Dr. Nassiri followed Alexis as she ascended the gangplank to the Fool’s Errand. He allowed himself one momentary glance at her once they were onboard, but she did not return the look, instead staring forward, expressionless. He didn’t understand why, but whatever he’d said about Jonah bothered her, so much so that she disappeared down the main staircase towards the engine room without so much as a goodbye.
Dr. Nassiri shook his head, more in frustration with himself than her. Despite her obvious anger, she hadn’t said anything to rescind her offer to accompany the Fool’s Errand on the final leg of the mission. Whatever tomorrow brought, apparently the Texan’s code of honor went very deep.
Passing by the bar, Dr. Nassiri noticed open, half-empty liquor bottles, dirty footprints on the carpet, and several dishes on the floor. He snuck a glance behind the bar, and it looked as if an entire row of bottles had been dropped onto the tile floor, leaving shattered glass everywhere.
“Animals,” he muttered to himself. The last thing he wanted was have to babysit two grown men, men upon whom he had to depend. With dread in his step, he headed for the back deck where, sure enough, he found Youssef and Jonah exactly where he’d left them, spent cigars surrounding their sleeping forms as they baked in the African sun. Right then and there, he decided he would have to have a very serious conversation with his uncle regarding Youssef’s future as soon as they got home. Something would have to change if his cousin was to ever make anything of himself.
Charles Bettencourt stood at the corner of his office, observing but not enjoying the most spectacular view in the city. He’d summoned his chief of security more than thirty minutes ago, and he still hadn’t shown himself or reported in. Charles hated being kept waiting. There was no good reason — or for that matter, way — to disappear in a nation measuring just a few city blocks.
The elevator doors chimed in the far end of the room, and he turned as the doors slid open and out stumbled a very drunk Colonel Westmoreland. To his supreme displeasure, Charles observed that the mercenary had not bothered to remove the live grenades from his vest.
“You ever run a business?” asked Charles, disgust lacing his voice. “Was there ever a little bald-headed Colonel Westmoreland running the world’s angriest lemonade stand in suburban Topeka, or wherever the fuck you’re from?”
“I did lawns,” answered the colonel, returning the smirk.
“What?”
“Lawns,” said Westmoreland. “I mowed lawns. Pulled weeds.”
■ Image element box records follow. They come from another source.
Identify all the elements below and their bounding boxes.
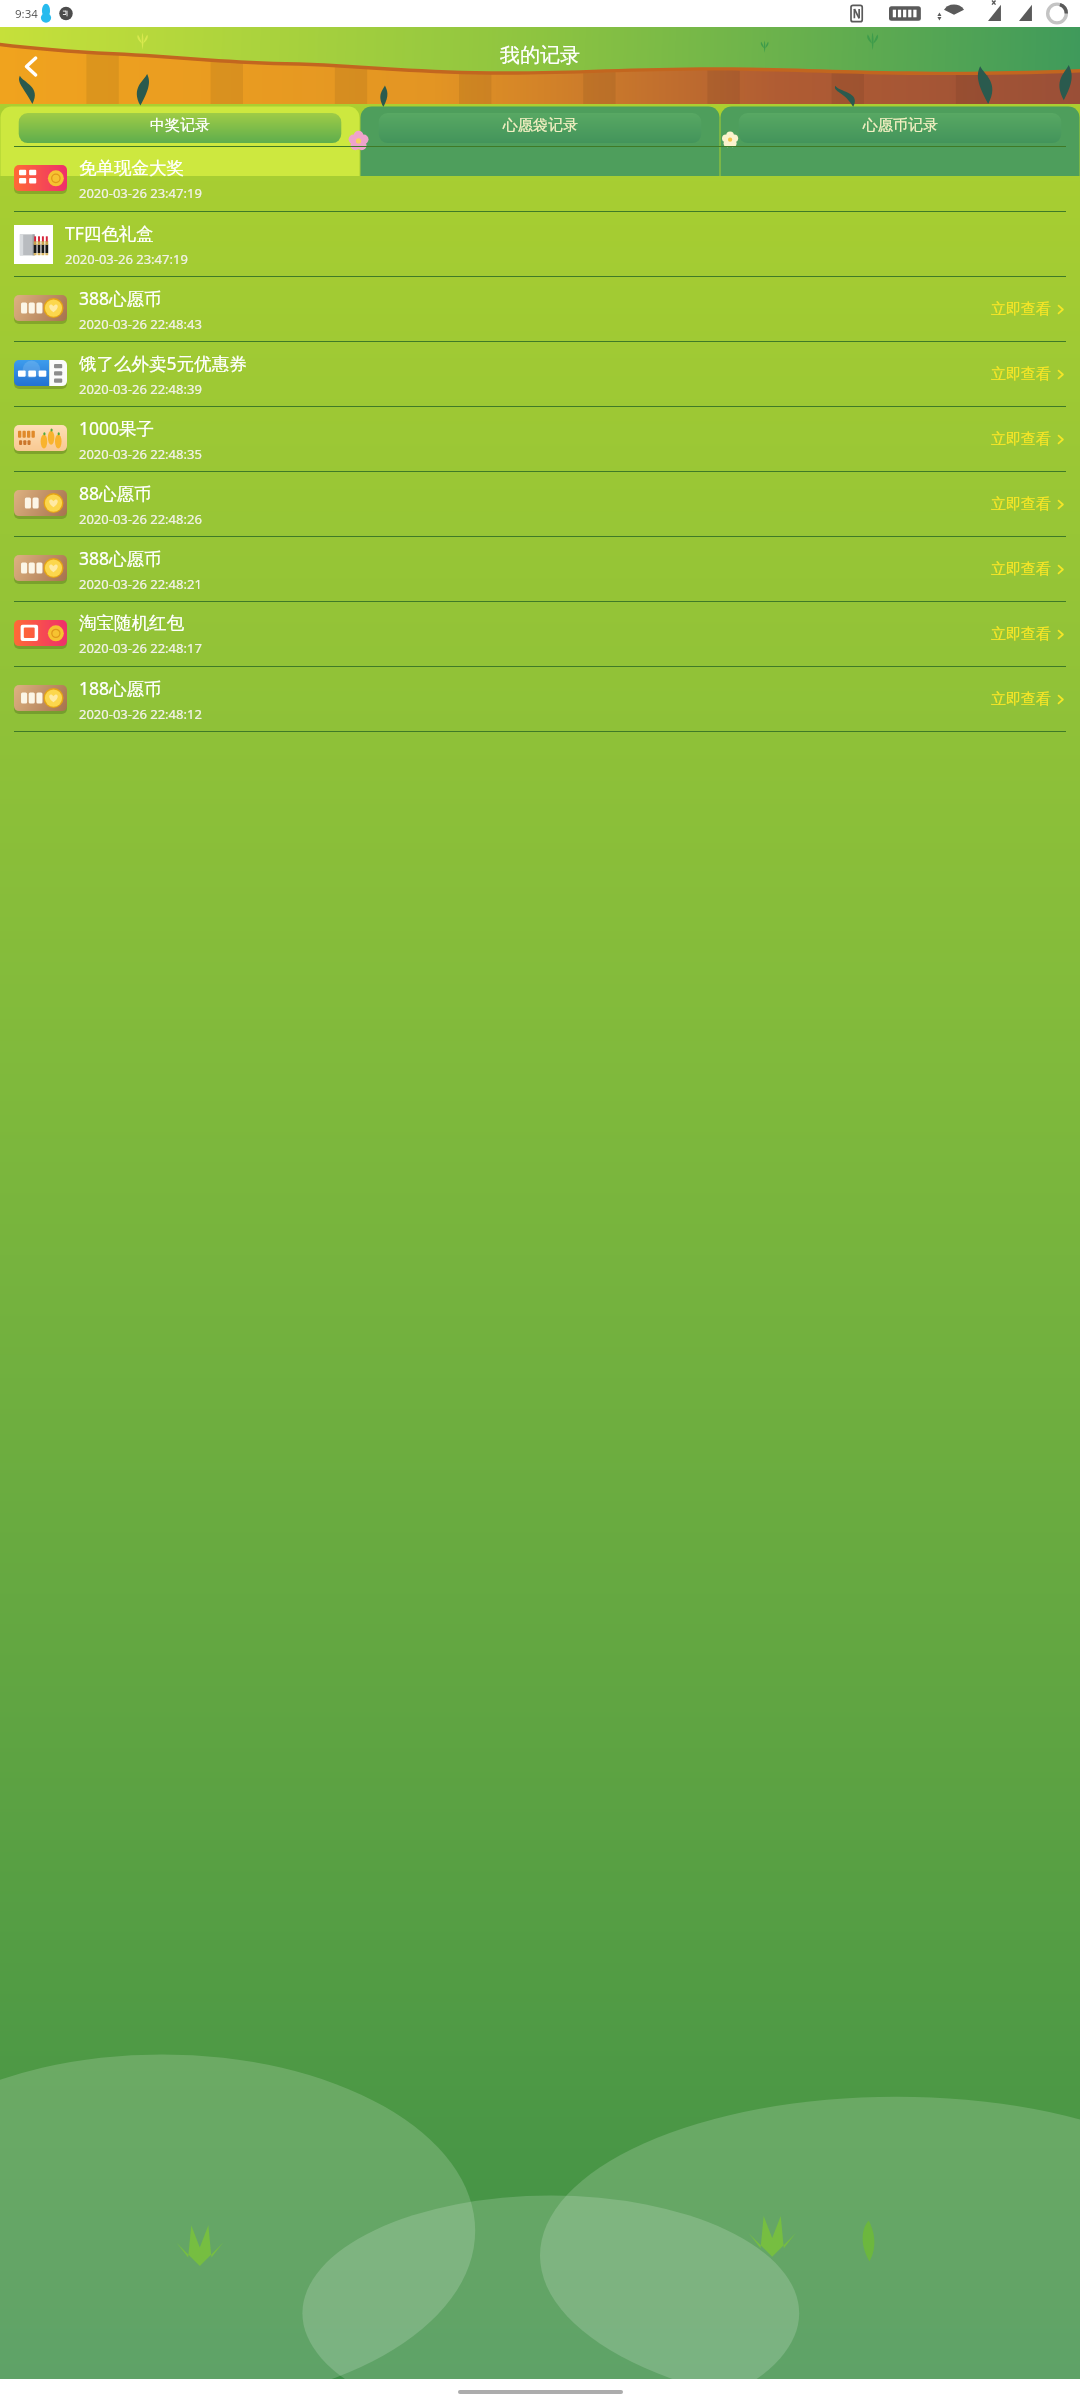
staticText: 立即查看 bbox=[991, 690, 1051, 709]
staticText: 立即查看 bbox=[991, 625, 1051, 644]
staticText: TF四色礼盒 bbox=[65, 221, 154, 245]
staticText: 88心愿币 bbox=[79, 481, 152, 505]
button[interactable]: 388心愿币 bbox=[0, 277, 1080, 341]
staticText: 388心愿币 bbox=[79, 286, 162, 310]
staticText: 2020-03-26 22:48:35 bbox=[79, 445, 202, 463]
staticText: 2020-03-26 22:48:43 bbox=[79, 315, 202, 333]
staticText: 立即查看 bbox=[991, 560, 1051, 579]
button[interactable]: 心愿币记录 bbox=[720, 104, 1080, 146]
staticText: 2020-03-26 22:48:12 bbox=[79, 705, 202, 723]
staticText: 心愿币记录 bbox=[863, 116, 938, 135]
staticText: 我的记录 bbox=[500, 43, 580, 68]
button[interactable]: 心愿袋记录 bbox=[360, 104, 720, 146]
staticText: 饿了么外卖5元优惠券 bbox=[79, 351, 247, 375]
staticText: 188心愿币 bbox=[79, 676, 162, 700]
button[interactable]: 淘宝随机红包 bbox=[0, 602, 1080, 666]
staticText: 中奖记录 bbox=[150, 116, 210, 135]
staticText: 心愿袋记录 bbox=[503, 116, 578, 135]
staticText: 免单现金大奖 bbox=[79, 157, 184, 179]
staticText: 2020-03-26 23:47:19 bbox=[79, 184, 202, 202]
staticText: 2020-03-26 23:47:19 bbox=[65, 250, 188, 268]
button[interactable]: 388心愿币 bbox=[0, 537, 1080, 601]
button[interactable]: 88心愿币 bbox=[0, 472, 1080, 536]
staticText: 淘宝随机红包 bbox=[79, 612, 184, 634]
staticText: 2020-03-26 22:48:21 bbox=[79, 575, 202, 593]
staticText: 立即查看 bbox=[991, 365, 1051, 384]
button[interactable]: 中奖记录 bbox=[0, 104, 360, 146]
staticText: 2020-03-26 22:48:26 bbox=[79, 510, 202, 528]
staticText: 立即查看 bbox=[991, 430, 1051, 449]
staticText: 1000果子 bbox=[79, 416, 155, 440]
staticText: 立即查看 bbox=[991, 300, 1051, 319]
staticText: 9:34 bbox=[15, 6, 38, 22]
button[interactable]: 188心愿币 bbox=[0, 667, 1080, 731]
button[interactable]: 饿了么外卖5元优惠券 bbox=[0, 342, 1080, 406]
button[interactable]: 1000果子 bbox=[0, 407, 1080, 471]
staticText: 立即查看 bbox=[991, 495, 1051, 514]
staticText: 388心愿币 bbox=[79, 546, 162, 570]
staticText: 2020-03-26 22:48:39 bbox=[79, 380, 202, 398]
staticText: 2020-03-26 22:48:17 bbox=[79, 639, 202, 657]
button[interactable]: Back bbox=[7, 42, 55, 90]
button[interactable]: TF四色礼盒 bbox=[0, 212, 1080, 276]
button[interactable]: 免单现金大奖 bbox=[0, 147, 1080, 211]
“And if some other kid came sniffing around your customers?”
“I’d beat the shit out of him.”
“Doctor Hassan Nassiri is sniffing around my business, and he doesn’t even have the respect to do it in a ship that belongs to him. If I’d been able to reach the owner of the Conquerer I’d have given him an opportunity to buy his yacht back and deal with the hijackers personally. As it is—”
“What do you want me to do?” asked the colonel.
“Kill them,” Charles said. “Preferably before the Conglomerate catches wind. If the Conglomerate thinks Anconia is compromised, they’re going to start dropping bodies.”
“How do you want it done?”
“They’re about to leave Anconia Island in an attempt to retrieve the data from Professor Fatima Nassiri’s aircraft. Put the ship and crew on the bottom. Make it look like pirates.”
CHAPTER 8
Alexis scanned the control panels of the Fool’s Errand’s engine room. Green across the board. A true rarity for an engine room so complex. The humming Purcell engines were finicky at best, demanding the same exacting attention as a fussy derby stallion. Take your eyes off them for too long, and, well, something was bound to go wrong. Even the wrong toned hum in one of the turbines could mean the system was about to throw a blade, leaving them dead in the water. But for now, all was in working order.